Although Salmonella is not particularly heat resistant, and most serotypes are killed by mild heat treatments for cooking, it can be detected in cooked poultry meat as a result of insufficient cooking. In the USA, 36 people were infected with Salmonella Enteritidis after eating undercooked frozen chicken products contaminated with Salmonella [46]. Except for the consumption frequency of poultry in our study (Figure 5), the sensitive analysis showed that cooking temperature was the most important factor in preventing salmonellosis. According to Xiao et al. (2021) [40], undercooking chicken meats increases the risk of infection by a factor of 20. In previous studies, cooking was also indicated as the most important factor in reducing the microbiological risk associated with poultry intake [20,46]. Dogan et al. (2019) [47] found that the rate of foodborne illness lowered to 0.12 cases per 100,000 person-years when chicken is cooked thoroughly but increased to 8.437 cases per 100,000 person-years when all chicken meats are undercooked. In our investigation, the average predicted probability of disease due to Salmonella ingestion from poultry meat cooked at home was calculated to be 3.0 × 10⁻¹⁰ (chicken) and 8.8 × 10⁻¹¹ (duck) per person per day, which is a minimal risk. In S. Korea, most people consume poultry meat by cooking. Thus, the scenario of applying the cooking methods is thought to reflect reality and accuracy more. When the ratio of consumption patterns by cooking methods was changed, the risk of foodborne Salmonella illness was not different. Because the consumption of chicken (13.7%) and duck (2.84%) was so low, changes in consumption patterns due to cooking methods had no effect on the risk of Salmonella foodborne illness.
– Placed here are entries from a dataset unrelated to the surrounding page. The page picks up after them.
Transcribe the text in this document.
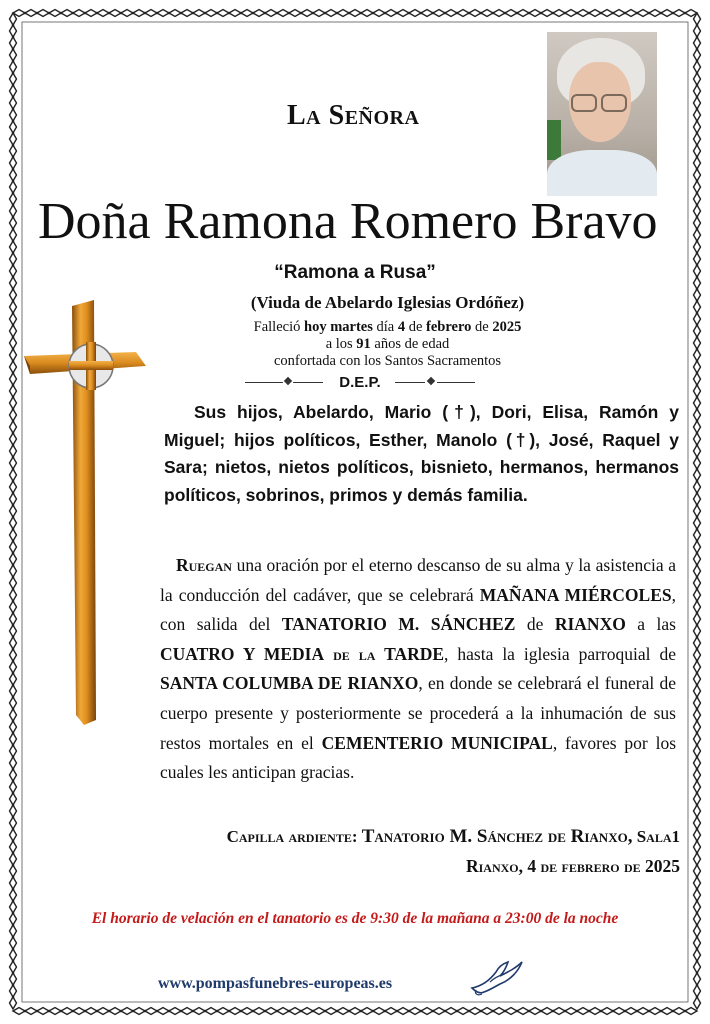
La Señora
Doña Ramona Romero Bravo
“Ramona a Rusa”
(Viuda de Abelardo Iglesias Ordóñez)
Falleció hoy martes día 4 de febrero de 2025
a los 91 años de edad
confortada con los Santos Sacramentos
D.E.P.
Sus hijos, Abelardo, Mario (†), Dori, Elisa, Ramón y Miguel; hijos políticos, Esther, Manolo (†), José, Raquel y Sara; nietos, nietos políticos, bisnieto, hermanos, hermanos políticos, sobrinos, primos y demás familia.
Ruegan una oración por el eterno descanso de su alma y la asistencia a la conducción del cadáver, que se celebrará MAÑANA MIÉRCOLES, con salida del TANATORIO M. SÁNCHEZ de RIANXO a las CUATRO Y MEDIA de la TARDE, hasta la iglesia parroquial de SANTA COLUMBA DE RIANXO, en donde se celebrará el funeral de cuerpo presente y posteriormente se procederá a la inhumación de sus restos mortales en el CEMENTERIO MUNICIPAL, favores por los cuales les anticipan gracias.
Capilla ardiente: Tanatorio M. Sánchez de Rianxo, Sala1
Rianxo, 4 de febrero de 2025
El horario de velación en el tanatorio es de 9:30 de la mañana a 23:00 de la noche
www.pompasfunebres-europeas.es
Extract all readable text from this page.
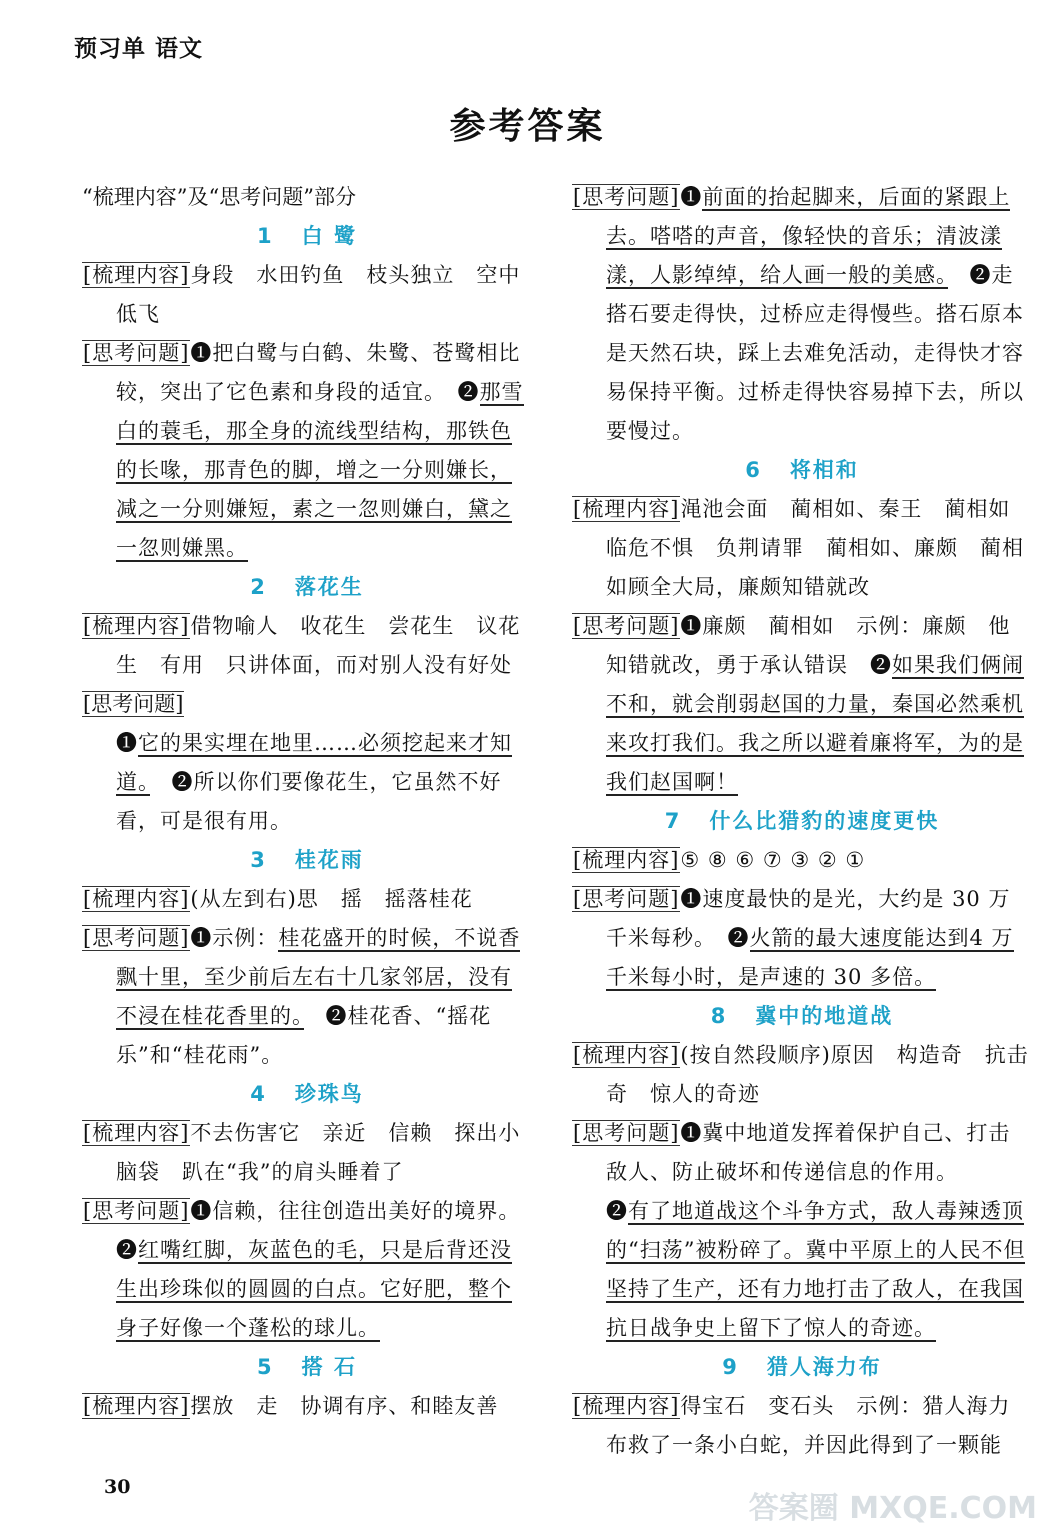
预习单 语文
参考答案
“梳理内容”及“思考问题”部分
1 白 鹭
[梳理内容]身段　水田钓鱼　枝头独立　空中低飞
[思考问题]❶把白鹭与白鹤、朱鹭、苍鹭相比较，突出了它色素和身段的适宜。　❷那雪白的蓑毛，那全身的流线型结构，那铁色的长喙，那青色的脚，增之一分则嫌长，减之一分则嫌短，素之一忽则嫌白，黛之一忽则嫌黑。
2 落花生
[梳理内容]借物喻人　收花生　尝花生　议花生　有用　只讲体面，而对别人没有好处
[思考问题]
❶它的果实埋在地里……必须挖起来才知道。　❷所以你们要像花生，它虽然不好看，可是很有用。
3 桂花雨
[梳理内容](从左到右)思　摇　摇落桂花
[思考问题]❶示例：桂花盛开的时候，不说香飘十里，至少前后左右十几家邻居，没有不浸在桂花香里的。　❷桂花香、“摇花乐”和“桂花雨”。
4 珍珠鸟
[梳理内容]不去伤害它　亲近　信赖　探出小脑袋　趴在“我”的肩头睡着了
[思考问题]❶信赖，往往创造出美好的境界。
❷红嘴红脚，灰蓝色的毛，只是后背还没生出珍珠似的圆圆的白点。它好肥，整个身子好像一个蓬松的球儿。
5 搭 石
[梳理内容]摆放　走　协调有序、和睦友善
[思考问题]❶前面的抬起脚来，后面的紧跟上去。嗒嗒的声音，像轻快的音乐；清波漾漾，人影绰绰，给人画一般的美感。　❷走搭石要走得快，过桥应走得慢些。搭石原本是天然石块，踩上去难免活动，走得快才容易保持平衡。过桥走得快容易掉下去，所以要慢过。
6 将相和
[梳理内容]渑池会面　蔺相如、秦王　蔺相如临危不惧　负荆请罪　蔺相如、廉颇　蔺相如顾全大局，廉颇知错就改
[思考问题]❶廉颇　蔺相如　示例：廉颇　他知错就改，勇于承认错误　❷如果我们俩闹不和，就会削弱赵国的力量，秦国必然乘机来攻打我们。我之所以避着廉将军，为的是我们赵国啊！
7 什么比猎豹的速度更快
[梳理内容]⑤ ⑧ ⑥ ⑦ ③ ② ①
[思考问题]❶速度最快的是光，大约是 30 万千米每秒。　❷火箭的最大速度能达到4 万千米每小时，是声速的 30 多倍。
8 冀中的地道战
[梳理内容](按自然段顺序)原因　构造奇　抗击奇　惊人的奇迹
[思考问题]❶冀中地道发挥着保护自己、打击敌人、防止破坏和传递信息的作用。
❷有了地道战这个斗争方式，敌人毒辣透顶的“扫荡”被粉碎了。冀中平原上的人民不但坚持了生产，还有力地打击了敌人，在我国抗日战争史上留下了惊人的奇迹。
9 猎人海力布
[梳理内容]得宝石　变石头　示例：猎人海力布救了一条小白蛇，并因此得到了一颗能
30
答案圈 MXQE.COM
Whereas, when the simulation considering only those who consumed poultry meat was estimated, the risk of Salmonella foodborne illness was affected by differences in consumption patterns. When the moist-heat cooking ratio was 100% (1.1 × 10⁻⁸), the risk of Salmonella foodborne illness from chicken meat was 3.3 times higher than when the dry-heat cooking ratio was 100% (3.3 × 10⁻⁹) (Table 3). Thus, changes in consumption patterns according to cooking methods affected the risk of foodborne Salmonella illness.

5. Conclusions

Salmonella was mainly detected in feces from farms and slaughterhouses, and they remained on the surface of poultry meat due to cross-contamination during the production process. In farms and slaughterhouses, there is a need for methods to control the cross-contamination caused by feces. In the distribution stage from market to consumption after cooking, the risk for foodborne Salmonella illness through poultry consumption might be low. In the market, the prevalence of Salmonella in poultry meat was low, and most people in S. Korea consume poultry meat with cooking. The probability of Salmonella foodborne illness was low because the overall consumption frequency of chicken (13.7%) and duck (2.84%) was very low, regardless of consumption patterns or cooking methods. Despite increased concern about Salmonella foodborne disease from the consumption of poultry meat, the results of this study indicate that the risk of Salmonella disease from the consumption of cooked poultry meat is low in South Korea. Although this QMRA used the insufficient data evaluated under some assumptions, the risk of foodborne Salmonella illness can be re-estimated when additional data such as consumption data, temperature and time data, packaging methods, and reduction level by cooking methods are created.